Another important aspect observed was that the presence of comorbidity did not have a negative impact on the resolution of symptoms such as cough or fever. The need for hospitalization was not negatively affected by the presence of comorbidity . The results of the current study indicate that the outcomes of treatment with monocloncal antibody are consistently seen across patient populations regardless of BMI, presence or absence of comorbidities.

Another fact to consider is that the population included during the study may have been infected with the Delta variant (early part of the study) or the Omicron variant (later part of the study in December 2021 and January 2022).Yet, the results were consistent throughout the study. No increased need for hospitalization was observed during the early or late part of the study.

The findings of our study corroborate the findings published across the world.
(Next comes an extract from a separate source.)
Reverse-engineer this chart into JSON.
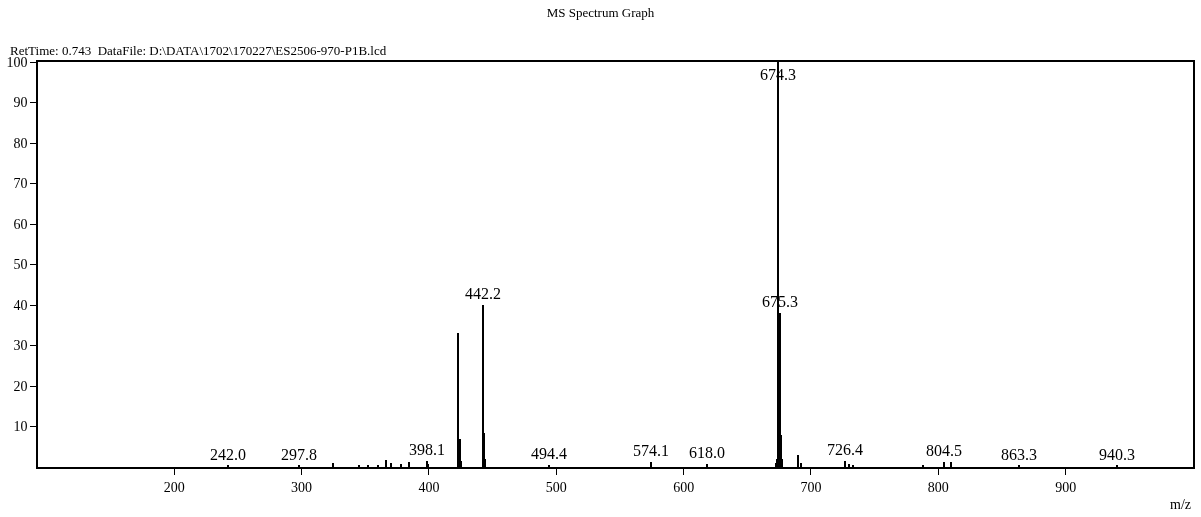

The findings demonstrate the safety and efficacy of the antibody cocktail therapy in Indian patients with mild to moderate COVID-19.

Limitations of the Study

We did not perform genotyping for identification of the variants.

Conclusion

The current study has demonstrated the efficacy and safety of casirivimab/imdevimab in preventing hospitalization and deaths in COVID 19 patients. Casirivimab/imdevimab improves outcomes in Indian patients.The efficacy of casirivimab/imdevimab remains unaffected regardless of the age of the patient, body weight of the patient and the presence of comorbid diseases.

Acknowledgements

All patients who consented to make their data available for publication, doctors and staff at Nanavati and Criticare.

Conflict of Interest

None.

Ethical Approval

Study was approved by the Ethics committee of Nanavati Hospital, Mumbai.